Schlosser must have benefitted in some such adventitious way before he ever could have risen to his German celebrity. What was it that raised him to his momentary distinction? Was it something very wicked that he did, or something very brilliant that he said? I should rather conjecture that it must have been something inconceivably absurd which he proposed. Any one of the three achievements stands good in Germany for a reputation. But, however it were that Mr. Schlosser first gained his reputation, mark what now follows. On the wings of this equivocal reputation he flies abroad to Paris and London. There he thrives, not by any approving experience or knowledge of his works, but through blind faith in his original German public. And back he flies afterwards to Germany, as if carrying with him new and independent testimonies to his merit, and from two nations that are directly concerned in his violent judgments; whereas (which is the simple truth) he carries back a careless reverberation of his first German character, from those who have far too much to read for declining aid from vicarious criticism when it will spare that effort to themselves. Thus it is that German critics become audacious and libellous. Kohl, Von Raumer, Dr.

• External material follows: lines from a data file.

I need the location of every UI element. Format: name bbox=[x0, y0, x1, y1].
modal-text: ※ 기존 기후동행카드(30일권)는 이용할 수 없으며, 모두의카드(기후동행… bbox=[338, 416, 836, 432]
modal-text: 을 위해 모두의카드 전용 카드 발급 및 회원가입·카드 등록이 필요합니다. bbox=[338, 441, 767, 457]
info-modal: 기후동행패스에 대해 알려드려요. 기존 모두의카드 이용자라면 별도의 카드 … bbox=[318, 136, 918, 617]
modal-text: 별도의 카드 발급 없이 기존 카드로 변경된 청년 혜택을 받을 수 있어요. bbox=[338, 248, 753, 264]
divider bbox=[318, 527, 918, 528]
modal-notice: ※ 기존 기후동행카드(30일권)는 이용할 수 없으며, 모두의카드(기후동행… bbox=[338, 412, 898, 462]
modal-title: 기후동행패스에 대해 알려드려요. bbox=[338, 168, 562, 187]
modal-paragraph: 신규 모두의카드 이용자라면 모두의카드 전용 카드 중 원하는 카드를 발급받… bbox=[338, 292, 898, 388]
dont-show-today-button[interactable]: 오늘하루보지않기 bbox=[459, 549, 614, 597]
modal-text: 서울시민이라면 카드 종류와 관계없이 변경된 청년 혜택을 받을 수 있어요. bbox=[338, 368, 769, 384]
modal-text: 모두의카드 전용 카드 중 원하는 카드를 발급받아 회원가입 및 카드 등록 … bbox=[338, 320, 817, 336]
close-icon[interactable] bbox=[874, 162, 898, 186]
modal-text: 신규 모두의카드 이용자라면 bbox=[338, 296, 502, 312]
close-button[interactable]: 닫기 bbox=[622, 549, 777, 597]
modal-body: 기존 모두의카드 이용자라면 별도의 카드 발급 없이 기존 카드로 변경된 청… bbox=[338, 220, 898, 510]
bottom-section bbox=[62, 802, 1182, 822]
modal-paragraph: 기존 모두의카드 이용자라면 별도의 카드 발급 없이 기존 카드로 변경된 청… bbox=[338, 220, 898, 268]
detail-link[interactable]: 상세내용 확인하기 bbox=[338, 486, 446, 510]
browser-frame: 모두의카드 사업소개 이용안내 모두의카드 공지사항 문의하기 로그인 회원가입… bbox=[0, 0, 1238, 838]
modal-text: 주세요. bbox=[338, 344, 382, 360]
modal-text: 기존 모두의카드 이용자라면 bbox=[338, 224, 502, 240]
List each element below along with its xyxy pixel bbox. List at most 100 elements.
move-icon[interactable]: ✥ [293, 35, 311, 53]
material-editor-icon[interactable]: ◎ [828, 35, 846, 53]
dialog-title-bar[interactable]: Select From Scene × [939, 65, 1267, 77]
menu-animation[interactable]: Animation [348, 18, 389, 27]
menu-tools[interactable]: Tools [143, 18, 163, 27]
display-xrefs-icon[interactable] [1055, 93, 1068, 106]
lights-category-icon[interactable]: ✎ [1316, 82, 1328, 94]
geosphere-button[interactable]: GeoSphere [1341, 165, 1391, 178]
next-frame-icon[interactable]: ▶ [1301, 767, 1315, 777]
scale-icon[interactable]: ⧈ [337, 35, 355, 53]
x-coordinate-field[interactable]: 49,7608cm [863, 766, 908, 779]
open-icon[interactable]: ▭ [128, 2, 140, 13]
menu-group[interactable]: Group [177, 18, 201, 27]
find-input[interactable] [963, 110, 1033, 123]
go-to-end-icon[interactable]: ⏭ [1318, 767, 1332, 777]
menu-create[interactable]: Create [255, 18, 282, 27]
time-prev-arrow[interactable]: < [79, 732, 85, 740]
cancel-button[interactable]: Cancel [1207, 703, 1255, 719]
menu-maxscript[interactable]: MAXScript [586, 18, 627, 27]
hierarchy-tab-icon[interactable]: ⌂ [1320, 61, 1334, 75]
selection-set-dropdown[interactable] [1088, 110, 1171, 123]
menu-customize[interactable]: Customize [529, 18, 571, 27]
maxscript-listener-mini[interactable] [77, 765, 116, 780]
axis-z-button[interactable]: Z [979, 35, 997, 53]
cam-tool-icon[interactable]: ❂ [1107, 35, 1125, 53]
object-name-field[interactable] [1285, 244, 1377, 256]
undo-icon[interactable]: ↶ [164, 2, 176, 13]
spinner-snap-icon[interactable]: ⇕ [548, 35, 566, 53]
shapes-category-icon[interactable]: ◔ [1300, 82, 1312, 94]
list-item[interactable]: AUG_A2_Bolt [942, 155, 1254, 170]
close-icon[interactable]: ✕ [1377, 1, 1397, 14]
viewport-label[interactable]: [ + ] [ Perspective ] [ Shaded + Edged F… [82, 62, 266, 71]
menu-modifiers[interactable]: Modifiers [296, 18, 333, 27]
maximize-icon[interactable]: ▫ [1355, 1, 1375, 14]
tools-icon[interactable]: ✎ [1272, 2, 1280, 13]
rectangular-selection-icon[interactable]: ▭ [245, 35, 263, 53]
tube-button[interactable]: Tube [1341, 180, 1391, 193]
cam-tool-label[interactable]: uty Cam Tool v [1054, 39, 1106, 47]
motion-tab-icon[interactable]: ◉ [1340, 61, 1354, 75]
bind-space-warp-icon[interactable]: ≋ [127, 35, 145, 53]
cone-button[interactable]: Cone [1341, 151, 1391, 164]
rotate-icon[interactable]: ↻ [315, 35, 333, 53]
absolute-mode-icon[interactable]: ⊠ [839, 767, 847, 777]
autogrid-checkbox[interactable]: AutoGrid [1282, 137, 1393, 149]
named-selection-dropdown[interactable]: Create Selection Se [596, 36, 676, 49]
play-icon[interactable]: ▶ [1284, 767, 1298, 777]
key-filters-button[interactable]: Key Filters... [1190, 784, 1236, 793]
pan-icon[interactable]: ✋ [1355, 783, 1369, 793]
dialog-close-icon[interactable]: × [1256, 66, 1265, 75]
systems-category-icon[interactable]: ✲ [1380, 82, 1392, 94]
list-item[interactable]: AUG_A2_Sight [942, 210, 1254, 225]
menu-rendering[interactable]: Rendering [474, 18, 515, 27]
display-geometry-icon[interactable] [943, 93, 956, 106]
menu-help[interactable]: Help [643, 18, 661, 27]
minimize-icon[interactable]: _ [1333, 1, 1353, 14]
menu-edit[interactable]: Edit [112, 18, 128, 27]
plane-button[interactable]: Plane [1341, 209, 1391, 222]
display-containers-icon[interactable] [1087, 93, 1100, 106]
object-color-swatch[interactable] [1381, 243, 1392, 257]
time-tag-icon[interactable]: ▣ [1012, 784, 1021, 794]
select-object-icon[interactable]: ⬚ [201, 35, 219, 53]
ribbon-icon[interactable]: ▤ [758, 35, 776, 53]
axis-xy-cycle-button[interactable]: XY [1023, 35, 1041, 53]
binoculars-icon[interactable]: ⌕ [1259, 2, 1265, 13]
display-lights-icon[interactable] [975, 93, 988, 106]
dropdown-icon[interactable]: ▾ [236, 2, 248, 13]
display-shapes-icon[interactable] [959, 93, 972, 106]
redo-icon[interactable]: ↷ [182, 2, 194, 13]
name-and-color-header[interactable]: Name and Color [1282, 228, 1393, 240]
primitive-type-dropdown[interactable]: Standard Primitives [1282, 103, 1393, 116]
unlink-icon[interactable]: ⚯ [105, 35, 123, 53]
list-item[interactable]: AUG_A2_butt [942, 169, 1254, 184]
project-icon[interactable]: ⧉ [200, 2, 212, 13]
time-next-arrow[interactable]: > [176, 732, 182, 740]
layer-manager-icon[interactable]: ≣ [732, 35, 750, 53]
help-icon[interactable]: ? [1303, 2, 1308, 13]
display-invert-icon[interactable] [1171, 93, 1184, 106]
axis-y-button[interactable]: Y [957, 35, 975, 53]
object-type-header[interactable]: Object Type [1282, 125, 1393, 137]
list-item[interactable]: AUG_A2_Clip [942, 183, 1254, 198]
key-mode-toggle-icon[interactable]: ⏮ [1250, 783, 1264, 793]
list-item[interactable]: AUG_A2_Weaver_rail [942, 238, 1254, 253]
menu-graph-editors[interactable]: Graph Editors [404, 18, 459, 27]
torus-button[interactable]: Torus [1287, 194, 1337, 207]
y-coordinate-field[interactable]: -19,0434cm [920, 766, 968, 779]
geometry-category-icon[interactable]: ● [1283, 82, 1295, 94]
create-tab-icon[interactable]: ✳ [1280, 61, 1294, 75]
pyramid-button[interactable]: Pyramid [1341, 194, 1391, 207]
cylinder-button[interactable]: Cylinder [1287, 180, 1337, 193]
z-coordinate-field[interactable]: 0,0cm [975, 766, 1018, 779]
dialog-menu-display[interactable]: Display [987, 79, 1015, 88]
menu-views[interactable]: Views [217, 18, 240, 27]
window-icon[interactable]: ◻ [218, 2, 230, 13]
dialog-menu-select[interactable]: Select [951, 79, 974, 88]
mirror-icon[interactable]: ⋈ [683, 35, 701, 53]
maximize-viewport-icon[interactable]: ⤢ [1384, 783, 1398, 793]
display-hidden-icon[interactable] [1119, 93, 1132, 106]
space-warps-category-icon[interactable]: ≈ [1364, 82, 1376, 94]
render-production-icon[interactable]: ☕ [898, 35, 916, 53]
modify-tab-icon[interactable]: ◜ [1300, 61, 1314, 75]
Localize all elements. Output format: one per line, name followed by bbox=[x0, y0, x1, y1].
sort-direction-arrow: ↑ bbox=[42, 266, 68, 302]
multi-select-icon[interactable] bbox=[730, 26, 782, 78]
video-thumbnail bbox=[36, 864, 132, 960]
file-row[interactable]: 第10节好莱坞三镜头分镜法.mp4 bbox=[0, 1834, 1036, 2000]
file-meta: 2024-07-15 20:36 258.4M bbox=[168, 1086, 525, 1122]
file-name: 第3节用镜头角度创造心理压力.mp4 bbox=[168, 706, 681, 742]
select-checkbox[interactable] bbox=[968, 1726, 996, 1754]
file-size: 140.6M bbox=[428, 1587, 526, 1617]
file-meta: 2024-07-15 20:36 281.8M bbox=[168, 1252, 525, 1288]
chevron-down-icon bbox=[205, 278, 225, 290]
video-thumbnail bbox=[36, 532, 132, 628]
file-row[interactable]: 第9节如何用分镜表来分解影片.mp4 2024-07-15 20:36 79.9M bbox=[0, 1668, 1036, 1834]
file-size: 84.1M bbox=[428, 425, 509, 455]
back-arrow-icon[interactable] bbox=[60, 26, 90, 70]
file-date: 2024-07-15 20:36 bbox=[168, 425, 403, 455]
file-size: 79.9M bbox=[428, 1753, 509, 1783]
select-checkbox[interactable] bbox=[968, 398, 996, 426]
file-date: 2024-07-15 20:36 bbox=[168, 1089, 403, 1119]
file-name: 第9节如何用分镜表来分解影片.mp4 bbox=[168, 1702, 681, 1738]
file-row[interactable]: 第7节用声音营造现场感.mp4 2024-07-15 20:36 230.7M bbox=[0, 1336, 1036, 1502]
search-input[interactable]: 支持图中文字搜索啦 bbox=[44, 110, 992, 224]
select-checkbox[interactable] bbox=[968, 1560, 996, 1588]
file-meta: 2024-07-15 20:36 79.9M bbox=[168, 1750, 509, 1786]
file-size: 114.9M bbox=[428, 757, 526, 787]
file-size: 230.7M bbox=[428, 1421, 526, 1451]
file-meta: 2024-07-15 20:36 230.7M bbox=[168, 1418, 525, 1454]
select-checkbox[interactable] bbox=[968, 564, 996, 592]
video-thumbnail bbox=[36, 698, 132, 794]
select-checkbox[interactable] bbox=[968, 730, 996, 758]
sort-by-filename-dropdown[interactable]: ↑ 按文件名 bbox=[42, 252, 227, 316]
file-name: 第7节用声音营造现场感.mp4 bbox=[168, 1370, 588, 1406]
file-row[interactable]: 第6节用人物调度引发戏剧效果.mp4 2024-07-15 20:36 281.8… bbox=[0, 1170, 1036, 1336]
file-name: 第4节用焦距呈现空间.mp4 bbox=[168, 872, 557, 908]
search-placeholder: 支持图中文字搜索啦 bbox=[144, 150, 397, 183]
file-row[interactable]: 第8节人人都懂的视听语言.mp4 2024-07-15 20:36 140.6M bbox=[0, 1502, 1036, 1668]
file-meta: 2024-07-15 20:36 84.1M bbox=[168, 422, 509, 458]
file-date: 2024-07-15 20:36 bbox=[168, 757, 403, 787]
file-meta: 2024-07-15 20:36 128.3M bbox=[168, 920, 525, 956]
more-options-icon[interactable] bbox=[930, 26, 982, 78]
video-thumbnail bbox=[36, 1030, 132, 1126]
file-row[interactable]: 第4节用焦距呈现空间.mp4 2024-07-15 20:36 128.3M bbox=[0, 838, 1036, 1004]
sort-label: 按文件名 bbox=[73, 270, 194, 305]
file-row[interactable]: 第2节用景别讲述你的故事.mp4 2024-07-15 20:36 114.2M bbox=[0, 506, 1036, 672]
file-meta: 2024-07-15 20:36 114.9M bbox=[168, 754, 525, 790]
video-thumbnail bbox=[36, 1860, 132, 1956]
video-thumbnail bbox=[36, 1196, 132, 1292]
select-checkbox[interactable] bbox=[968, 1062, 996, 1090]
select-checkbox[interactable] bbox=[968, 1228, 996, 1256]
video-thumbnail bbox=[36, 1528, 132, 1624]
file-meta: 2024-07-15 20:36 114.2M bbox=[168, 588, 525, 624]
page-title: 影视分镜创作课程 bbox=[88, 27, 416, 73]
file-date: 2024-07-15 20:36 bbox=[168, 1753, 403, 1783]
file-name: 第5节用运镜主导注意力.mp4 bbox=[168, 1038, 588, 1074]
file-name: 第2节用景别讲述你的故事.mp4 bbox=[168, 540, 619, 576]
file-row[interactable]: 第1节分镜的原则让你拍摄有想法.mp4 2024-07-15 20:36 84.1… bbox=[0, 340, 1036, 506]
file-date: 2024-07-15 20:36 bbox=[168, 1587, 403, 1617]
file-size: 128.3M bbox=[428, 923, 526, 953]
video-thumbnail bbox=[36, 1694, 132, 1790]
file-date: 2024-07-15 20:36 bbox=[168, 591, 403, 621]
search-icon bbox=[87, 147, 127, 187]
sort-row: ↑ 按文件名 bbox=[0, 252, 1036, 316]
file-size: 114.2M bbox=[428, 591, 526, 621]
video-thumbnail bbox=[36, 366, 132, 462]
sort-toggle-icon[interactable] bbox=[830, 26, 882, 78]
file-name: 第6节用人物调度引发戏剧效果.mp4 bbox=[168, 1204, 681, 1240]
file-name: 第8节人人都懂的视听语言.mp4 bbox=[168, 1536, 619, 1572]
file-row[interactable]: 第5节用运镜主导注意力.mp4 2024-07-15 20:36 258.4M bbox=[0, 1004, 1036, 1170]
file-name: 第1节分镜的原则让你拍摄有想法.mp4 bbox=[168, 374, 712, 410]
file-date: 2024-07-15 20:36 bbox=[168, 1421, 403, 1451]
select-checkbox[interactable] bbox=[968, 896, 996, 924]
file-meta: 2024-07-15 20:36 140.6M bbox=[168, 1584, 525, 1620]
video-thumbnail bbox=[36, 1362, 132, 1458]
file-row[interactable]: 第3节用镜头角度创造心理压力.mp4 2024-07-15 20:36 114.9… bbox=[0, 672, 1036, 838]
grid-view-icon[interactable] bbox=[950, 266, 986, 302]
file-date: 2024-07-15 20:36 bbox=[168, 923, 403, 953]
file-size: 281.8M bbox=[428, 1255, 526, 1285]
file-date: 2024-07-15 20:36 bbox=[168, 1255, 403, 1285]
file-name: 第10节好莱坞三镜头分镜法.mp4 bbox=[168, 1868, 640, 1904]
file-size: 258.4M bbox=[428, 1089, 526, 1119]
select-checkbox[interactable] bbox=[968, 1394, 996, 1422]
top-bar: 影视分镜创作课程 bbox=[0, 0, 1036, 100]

Carus, physician to the King of Saxony, by means of introductory letters floating them into circles far above any they had seen in homely Germany, are qualified by our own negligence and indulgence for mounting a European tribunal, from which they pronounce malicious edicts against ourselves. Sentinels present arms to Von Raumer at Windsor, because he rides in a carriage of Queen Adelaide’s; and Von Raumer immediately conceives himself the Chancellor of all Christendom, keeper of the conscience to universal Europe, upon all questions of art, manners, politics, or any conceivable intellectual relations of England. Schlosser meditates the same career.